The main reason I haven’t been writing here is that I’m in my last year of college (finally!) and working on my senior thesis. Food means so, so much to me. It’s a huge part of the communities I come from. I plan on going to culinary school after I graduate, but for now, I want to use the academic skills I’ve been learning to focus on where I come from and the food I love. I’m using my senior thesis to focus on the history of gumbo. In doing so, I hope to tell the story of countless black women who, through resilience and ingenuity, created Louisiana’s most well-loved dish. I’m calling it “Darkening the Roux:Black Women and the Rise of Gumbo.”
“Darken the Roux” is an exploration of the impact of black women on Cajun and Creole foodways in America. By tracing the history of gumbo’s many components and incarnations, we are able to place black women firmly at the conception of Louisiana’s most iconic dish. I originally set out to write a history of Cajun foodways throughout southwestern Louisiana. In the course of my research, I noticed many very conspicuous gaps in information.

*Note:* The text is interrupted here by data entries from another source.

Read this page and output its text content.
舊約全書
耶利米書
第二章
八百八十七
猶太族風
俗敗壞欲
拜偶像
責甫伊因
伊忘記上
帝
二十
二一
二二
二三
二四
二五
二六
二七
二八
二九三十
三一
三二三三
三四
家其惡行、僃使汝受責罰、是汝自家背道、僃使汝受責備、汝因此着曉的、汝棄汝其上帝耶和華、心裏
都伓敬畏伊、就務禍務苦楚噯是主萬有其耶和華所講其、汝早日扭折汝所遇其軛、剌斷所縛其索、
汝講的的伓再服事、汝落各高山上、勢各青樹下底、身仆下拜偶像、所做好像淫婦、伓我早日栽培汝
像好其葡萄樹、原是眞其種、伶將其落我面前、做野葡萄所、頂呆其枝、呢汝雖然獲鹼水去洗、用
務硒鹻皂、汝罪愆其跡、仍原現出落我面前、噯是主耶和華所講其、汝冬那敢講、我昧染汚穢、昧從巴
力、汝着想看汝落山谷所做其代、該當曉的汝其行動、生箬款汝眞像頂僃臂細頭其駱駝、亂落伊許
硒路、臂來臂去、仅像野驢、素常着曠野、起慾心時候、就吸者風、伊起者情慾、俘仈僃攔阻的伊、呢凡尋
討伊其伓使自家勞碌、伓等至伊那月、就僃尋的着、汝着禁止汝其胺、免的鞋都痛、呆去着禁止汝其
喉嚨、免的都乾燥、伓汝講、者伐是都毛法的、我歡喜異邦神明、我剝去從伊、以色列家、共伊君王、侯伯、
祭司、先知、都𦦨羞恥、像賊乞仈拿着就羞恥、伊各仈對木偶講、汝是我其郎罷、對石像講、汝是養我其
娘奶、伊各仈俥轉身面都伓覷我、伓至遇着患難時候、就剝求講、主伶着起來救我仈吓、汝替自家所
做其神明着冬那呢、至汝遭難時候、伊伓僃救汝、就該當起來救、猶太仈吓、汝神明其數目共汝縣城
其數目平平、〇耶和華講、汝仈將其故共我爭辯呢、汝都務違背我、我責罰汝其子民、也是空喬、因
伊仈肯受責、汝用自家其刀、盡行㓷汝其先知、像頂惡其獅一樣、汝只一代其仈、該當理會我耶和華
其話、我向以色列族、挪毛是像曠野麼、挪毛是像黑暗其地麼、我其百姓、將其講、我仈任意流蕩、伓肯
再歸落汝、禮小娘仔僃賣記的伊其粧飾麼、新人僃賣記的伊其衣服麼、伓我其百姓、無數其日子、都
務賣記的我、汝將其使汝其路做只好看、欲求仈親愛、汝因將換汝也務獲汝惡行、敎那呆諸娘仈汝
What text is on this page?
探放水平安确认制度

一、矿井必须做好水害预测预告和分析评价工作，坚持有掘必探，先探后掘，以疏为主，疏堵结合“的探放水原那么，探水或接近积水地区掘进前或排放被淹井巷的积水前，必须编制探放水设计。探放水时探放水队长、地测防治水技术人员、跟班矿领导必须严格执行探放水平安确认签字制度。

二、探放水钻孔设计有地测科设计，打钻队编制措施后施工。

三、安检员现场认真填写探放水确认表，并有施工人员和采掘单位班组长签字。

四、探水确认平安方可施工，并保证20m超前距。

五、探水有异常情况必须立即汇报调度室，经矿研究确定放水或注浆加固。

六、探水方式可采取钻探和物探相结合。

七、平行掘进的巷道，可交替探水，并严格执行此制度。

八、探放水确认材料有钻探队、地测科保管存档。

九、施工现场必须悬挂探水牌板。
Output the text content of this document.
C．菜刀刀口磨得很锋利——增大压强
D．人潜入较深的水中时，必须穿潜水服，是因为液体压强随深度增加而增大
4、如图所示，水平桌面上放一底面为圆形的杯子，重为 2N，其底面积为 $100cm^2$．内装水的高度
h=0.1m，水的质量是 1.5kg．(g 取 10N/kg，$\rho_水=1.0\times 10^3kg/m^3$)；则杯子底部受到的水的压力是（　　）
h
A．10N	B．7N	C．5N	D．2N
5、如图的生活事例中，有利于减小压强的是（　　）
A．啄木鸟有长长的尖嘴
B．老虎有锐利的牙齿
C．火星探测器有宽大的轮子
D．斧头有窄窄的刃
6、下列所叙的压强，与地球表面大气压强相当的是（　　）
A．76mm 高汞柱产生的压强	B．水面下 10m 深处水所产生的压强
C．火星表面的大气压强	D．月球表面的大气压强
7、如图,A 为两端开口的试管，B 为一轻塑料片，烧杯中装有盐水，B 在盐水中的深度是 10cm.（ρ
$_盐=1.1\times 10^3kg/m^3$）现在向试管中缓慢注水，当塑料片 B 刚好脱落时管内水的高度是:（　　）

While (predominantly white) authors writing about Louisiana’s culinary history are willing to pay lips service to the fact that blacks have had an influence on the creation of many Cajun and Creole dishes, they are reluctant to elaborate. For instance, we know that okra was brought to the United States from Africa as part of the Trans-Atlantic Slave Trade, but food writers refuse to pinpoint gumbo itself as an African dish. While Louisiana gumbo is evidence of the myriad ways in which cultures have come together and interacted throughout history, its origins and its variations are African and black by nature. In researching black foodways of the American south, I found that nearly all texts exclude Louisiana’s cuisine and its history of black home cooks and chefs. “Darken the Roux” aims to fill in the gaps, and give voice to the black women who have been left out of Louisiana’s rich and colorful culinary story.
Each time I make some progress in writing it, you all will be the first to see it!